Même les missions de surveillance au-dessus la Syrie
par des avions américains et de la coalition seront compliquées. Un officier de
l’armée de l’air de l’Otan a déclaré que l’organisation s’attend à voir
apparaître le genre de « tactiques de la guerre froide » et politique
de la corde raide que la Russie a récemment utilisées dans les pays baltes. Les
pilotes devront s’attendre à voir de puissants systèmes de radar russes
« allumer » leur avion en démonstrations de force, a-t-il dit.
Prévenir la création de zones d’exclusion aérienne en
Syrie par la coalition menée par les USA est important pour l’influence de
Moscou sur les événements dans le pays. Avec l’emprise territoriale du régime
d’Assad devenant fragile ces derniers mois, l’imposition supplémentaire par la
coalition américaine d’une zone d’exclusion aérienne aurait pu imposer des
négociations menant à une perte d’influence de la Russie. Maintenant tout
processus diplomatique ou politique qui aura lieu se fera aux conditions de
Moscou.
« Les actions militaires de la Russie servent à
des fins politiques, il en existe plusieurs, » dit Alex Kokcharov,
analyste chez IHS Russie Janes, service de conseils de défense.

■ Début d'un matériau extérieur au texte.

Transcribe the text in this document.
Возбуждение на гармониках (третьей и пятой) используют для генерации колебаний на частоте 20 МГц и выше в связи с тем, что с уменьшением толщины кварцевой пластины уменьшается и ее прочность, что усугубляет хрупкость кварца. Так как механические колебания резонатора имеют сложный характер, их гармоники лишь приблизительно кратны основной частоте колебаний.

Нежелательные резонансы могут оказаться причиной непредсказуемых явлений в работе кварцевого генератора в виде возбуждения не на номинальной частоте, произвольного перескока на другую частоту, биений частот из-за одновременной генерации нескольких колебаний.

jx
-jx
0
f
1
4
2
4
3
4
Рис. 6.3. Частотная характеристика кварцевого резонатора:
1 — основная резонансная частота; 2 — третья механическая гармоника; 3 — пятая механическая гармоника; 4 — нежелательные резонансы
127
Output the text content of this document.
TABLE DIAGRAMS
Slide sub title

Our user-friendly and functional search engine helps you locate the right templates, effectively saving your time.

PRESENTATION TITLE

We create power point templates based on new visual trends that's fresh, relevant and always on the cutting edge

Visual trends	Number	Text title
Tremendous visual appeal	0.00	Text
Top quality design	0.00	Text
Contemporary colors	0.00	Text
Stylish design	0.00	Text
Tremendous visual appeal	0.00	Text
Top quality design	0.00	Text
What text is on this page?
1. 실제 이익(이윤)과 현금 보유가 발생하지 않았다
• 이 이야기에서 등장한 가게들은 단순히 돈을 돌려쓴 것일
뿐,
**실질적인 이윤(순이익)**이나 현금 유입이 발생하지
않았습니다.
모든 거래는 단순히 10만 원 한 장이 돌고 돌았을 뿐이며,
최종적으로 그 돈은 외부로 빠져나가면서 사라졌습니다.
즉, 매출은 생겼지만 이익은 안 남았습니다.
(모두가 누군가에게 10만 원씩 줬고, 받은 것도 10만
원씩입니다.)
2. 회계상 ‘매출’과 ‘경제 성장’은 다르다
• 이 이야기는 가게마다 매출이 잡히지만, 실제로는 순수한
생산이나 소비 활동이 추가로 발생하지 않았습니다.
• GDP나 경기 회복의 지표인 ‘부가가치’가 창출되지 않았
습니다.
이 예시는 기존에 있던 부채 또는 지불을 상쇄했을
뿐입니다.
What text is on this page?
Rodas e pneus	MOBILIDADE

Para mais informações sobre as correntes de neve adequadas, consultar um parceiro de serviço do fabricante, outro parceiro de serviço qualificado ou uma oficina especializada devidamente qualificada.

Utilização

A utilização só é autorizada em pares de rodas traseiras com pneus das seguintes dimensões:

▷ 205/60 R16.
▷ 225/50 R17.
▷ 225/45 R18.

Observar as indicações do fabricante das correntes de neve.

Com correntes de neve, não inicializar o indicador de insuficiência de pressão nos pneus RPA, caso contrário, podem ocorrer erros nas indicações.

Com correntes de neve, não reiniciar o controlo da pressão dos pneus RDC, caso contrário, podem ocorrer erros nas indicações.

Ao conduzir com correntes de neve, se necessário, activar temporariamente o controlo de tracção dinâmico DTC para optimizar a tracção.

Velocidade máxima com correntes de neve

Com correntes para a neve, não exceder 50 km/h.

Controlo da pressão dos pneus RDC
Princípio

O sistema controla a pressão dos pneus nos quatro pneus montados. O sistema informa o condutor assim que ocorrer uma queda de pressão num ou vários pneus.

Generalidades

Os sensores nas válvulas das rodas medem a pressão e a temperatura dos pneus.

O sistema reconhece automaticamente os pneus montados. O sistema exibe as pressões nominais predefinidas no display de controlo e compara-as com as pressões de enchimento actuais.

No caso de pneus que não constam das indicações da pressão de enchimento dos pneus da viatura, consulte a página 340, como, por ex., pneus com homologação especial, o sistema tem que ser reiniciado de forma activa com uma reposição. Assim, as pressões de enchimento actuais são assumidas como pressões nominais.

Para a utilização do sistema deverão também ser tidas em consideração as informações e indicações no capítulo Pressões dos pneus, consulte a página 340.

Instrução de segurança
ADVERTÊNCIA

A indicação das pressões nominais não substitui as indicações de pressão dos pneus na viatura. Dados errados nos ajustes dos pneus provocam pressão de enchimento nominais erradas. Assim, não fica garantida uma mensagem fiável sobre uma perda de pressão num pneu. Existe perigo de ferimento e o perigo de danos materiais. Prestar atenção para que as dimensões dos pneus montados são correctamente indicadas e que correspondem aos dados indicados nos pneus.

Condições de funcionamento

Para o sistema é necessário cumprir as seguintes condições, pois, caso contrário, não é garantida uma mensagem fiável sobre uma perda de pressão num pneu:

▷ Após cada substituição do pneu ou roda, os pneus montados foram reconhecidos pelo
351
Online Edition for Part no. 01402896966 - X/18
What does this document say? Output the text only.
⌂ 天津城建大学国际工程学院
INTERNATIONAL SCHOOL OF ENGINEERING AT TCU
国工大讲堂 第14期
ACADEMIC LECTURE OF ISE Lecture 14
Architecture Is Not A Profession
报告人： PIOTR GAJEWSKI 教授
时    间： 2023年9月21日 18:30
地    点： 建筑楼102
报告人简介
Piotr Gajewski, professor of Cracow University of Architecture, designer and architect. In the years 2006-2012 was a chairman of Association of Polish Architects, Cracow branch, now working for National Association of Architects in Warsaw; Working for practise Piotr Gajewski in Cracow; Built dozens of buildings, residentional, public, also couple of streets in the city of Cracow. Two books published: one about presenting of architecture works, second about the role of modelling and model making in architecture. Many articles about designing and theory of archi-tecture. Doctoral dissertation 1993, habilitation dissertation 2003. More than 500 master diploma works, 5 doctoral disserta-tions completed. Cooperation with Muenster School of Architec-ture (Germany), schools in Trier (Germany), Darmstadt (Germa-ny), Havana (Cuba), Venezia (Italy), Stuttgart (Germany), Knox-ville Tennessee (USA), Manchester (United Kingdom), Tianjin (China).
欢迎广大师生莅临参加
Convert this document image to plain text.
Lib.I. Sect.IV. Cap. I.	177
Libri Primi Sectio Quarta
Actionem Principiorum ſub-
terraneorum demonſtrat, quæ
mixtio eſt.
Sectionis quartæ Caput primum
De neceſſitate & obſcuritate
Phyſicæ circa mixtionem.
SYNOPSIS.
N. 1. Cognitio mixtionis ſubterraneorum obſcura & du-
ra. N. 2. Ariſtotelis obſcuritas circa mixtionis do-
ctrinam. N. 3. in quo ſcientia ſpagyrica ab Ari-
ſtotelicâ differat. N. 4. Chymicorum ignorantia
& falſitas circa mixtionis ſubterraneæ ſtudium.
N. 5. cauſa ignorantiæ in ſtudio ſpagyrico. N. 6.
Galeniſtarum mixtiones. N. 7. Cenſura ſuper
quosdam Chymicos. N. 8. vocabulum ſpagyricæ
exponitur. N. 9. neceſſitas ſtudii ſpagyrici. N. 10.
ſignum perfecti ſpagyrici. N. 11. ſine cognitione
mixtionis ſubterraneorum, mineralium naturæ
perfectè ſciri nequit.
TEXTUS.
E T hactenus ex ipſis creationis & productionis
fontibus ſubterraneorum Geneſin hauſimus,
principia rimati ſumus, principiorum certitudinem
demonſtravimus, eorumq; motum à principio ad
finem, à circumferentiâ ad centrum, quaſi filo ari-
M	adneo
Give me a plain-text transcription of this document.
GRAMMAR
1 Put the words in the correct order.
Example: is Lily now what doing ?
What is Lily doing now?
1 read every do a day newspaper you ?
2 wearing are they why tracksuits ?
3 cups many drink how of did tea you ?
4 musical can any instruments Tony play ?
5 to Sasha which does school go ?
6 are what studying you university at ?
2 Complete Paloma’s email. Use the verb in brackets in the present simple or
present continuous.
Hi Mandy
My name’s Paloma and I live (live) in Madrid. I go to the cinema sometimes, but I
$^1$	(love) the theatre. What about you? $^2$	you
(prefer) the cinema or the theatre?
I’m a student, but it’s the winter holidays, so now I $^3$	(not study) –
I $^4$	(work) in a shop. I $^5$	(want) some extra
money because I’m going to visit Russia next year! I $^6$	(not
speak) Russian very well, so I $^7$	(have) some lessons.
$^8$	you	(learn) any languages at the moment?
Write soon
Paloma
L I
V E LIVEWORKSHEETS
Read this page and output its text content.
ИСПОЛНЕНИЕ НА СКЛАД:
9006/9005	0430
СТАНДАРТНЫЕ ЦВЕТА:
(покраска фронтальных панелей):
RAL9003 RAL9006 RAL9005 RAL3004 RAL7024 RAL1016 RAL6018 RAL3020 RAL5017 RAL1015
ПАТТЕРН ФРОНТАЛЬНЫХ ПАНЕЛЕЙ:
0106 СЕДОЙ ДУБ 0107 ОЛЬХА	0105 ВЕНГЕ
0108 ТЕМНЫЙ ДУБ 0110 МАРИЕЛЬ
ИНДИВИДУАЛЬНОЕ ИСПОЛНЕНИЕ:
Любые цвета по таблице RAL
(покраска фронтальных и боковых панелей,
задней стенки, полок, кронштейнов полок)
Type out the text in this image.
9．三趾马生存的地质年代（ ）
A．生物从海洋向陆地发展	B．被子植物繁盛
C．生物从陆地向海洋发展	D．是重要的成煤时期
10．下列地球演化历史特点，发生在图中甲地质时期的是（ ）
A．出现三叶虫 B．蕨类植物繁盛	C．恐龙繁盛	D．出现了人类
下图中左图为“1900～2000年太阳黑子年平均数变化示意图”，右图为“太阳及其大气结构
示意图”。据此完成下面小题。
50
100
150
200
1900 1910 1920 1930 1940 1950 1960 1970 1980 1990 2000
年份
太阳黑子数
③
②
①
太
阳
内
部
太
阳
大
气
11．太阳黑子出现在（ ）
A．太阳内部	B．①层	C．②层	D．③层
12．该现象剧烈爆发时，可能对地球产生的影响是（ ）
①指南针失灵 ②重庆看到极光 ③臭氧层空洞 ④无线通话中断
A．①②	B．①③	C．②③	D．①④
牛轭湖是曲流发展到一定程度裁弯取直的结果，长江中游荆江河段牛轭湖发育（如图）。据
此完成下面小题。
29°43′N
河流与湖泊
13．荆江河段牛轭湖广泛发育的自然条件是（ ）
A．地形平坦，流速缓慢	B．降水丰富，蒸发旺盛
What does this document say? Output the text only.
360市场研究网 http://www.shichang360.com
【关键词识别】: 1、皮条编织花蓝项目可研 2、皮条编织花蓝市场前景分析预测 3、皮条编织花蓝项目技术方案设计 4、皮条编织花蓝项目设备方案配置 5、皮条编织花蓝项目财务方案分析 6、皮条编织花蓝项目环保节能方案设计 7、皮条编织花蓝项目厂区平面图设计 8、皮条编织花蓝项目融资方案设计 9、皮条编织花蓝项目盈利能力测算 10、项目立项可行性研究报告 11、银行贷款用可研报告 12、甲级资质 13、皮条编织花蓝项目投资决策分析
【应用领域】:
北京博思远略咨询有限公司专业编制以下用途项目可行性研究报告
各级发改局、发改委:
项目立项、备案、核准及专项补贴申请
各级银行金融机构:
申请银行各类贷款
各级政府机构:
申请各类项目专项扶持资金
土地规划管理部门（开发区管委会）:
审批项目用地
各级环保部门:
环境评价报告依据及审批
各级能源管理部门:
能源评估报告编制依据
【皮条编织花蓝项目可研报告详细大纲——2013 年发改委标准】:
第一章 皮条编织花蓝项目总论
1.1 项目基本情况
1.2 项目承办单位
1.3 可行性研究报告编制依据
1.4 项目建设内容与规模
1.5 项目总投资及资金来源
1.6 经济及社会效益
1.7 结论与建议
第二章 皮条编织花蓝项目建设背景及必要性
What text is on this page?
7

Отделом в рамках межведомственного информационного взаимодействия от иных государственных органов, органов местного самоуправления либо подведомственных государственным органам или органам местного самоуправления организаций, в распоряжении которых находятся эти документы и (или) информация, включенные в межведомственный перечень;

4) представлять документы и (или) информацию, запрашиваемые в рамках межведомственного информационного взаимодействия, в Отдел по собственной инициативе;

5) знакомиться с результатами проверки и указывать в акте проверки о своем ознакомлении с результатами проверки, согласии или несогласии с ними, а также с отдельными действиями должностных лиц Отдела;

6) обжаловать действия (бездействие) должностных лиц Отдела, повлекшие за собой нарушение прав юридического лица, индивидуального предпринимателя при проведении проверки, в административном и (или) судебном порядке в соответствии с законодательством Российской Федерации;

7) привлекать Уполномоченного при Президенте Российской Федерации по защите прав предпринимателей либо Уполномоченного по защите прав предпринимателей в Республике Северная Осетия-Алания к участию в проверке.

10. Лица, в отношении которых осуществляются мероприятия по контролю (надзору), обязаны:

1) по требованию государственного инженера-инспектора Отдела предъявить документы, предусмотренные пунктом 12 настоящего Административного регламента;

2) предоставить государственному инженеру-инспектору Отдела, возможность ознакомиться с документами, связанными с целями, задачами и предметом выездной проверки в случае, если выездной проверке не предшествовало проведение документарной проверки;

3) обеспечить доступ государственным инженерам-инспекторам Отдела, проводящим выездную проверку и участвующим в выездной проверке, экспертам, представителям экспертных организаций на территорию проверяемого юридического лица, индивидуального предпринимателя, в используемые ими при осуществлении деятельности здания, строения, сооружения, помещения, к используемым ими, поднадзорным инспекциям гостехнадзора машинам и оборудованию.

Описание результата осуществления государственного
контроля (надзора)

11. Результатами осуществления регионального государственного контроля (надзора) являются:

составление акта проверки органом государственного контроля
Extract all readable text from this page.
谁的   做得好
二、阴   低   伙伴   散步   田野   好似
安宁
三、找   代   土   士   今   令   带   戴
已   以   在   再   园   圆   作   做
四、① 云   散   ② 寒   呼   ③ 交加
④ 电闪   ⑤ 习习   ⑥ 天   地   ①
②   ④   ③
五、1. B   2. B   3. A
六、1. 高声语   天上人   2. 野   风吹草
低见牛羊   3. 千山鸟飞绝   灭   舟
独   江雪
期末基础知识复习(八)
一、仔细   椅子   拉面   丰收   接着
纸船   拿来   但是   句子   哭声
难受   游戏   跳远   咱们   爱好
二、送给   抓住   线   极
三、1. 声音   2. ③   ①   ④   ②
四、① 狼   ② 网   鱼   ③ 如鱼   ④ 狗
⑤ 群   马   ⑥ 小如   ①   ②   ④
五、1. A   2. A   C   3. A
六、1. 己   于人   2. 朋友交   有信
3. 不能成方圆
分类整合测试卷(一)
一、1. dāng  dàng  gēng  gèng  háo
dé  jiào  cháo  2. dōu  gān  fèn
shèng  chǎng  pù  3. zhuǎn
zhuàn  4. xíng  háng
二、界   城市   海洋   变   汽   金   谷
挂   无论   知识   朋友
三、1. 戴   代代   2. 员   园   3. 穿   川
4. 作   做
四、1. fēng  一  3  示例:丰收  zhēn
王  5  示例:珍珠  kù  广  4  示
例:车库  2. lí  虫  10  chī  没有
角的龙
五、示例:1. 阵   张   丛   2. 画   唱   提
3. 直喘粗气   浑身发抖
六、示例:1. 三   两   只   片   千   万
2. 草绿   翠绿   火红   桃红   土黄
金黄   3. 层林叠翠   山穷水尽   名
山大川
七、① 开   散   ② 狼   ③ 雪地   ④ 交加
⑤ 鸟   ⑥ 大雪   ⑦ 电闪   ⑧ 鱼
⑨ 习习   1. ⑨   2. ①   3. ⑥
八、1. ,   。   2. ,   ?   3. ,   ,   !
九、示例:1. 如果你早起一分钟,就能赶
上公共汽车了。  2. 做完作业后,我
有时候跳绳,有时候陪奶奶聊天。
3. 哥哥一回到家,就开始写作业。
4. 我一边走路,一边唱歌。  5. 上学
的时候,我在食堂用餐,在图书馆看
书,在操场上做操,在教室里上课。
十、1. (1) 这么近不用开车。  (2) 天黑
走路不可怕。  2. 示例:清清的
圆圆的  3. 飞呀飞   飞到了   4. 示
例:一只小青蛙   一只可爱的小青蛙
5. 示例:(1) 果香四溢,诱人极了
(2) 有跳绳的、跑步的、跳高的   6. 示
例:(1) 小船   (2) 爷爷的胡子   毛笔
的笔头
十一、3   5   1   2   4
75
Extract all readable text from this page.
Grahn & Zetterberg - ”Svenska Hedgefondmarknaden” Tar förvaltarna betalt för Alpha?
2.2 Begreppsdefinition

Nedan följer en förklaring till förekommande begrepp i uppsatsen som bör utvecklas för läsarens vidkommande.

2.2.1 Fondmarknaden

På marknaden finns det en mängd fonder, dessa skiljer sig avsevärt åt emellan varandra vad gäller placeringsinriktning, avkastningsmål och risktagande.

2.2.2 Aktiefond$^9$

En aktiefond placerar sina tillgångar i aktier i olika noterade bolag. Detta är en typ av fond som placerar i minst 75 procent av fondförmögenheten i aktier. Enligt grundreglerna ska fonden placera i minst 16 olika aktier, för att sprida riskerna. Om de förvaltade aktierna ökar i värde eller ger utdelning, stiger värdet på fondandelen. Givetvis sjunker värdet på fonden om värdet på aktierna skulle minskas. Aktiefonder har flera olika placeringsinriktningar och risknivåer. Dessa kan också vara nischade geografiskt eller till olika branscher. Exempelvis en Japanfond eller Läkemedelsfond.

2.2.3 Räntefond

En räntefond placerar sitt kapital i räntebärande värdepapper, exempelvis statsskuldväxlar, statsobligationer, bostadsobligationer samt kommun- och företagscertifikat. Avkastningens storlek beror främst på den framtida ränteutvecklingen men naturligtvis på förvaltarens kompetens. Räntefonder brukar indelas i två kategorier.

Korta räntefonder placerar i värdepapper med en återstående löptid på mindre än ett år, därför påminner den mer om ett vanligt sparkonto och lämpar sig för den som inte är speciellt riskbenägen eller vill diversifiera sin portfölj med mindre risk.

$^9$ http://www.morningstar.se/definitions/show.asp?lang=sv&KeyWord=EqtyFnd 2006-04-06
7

Pour M. Poutine, les États-Unis et l’Otan, les
« zones d’exclusion aérienne » ont aussi une résonance
supplémentaire.
« Poutine a été profondément touché par le
renversement de Kadhafi en Libye, » note M. Kokcharov. « Il y a
une motivation personnelle à cela. »
Pour les planificateurs militaires russes, les zones
d’exclusion aérienne – vues d’Occident comme une mesure de clémence humanitaire
– sont souvent considérées comme des outils de changement de régime.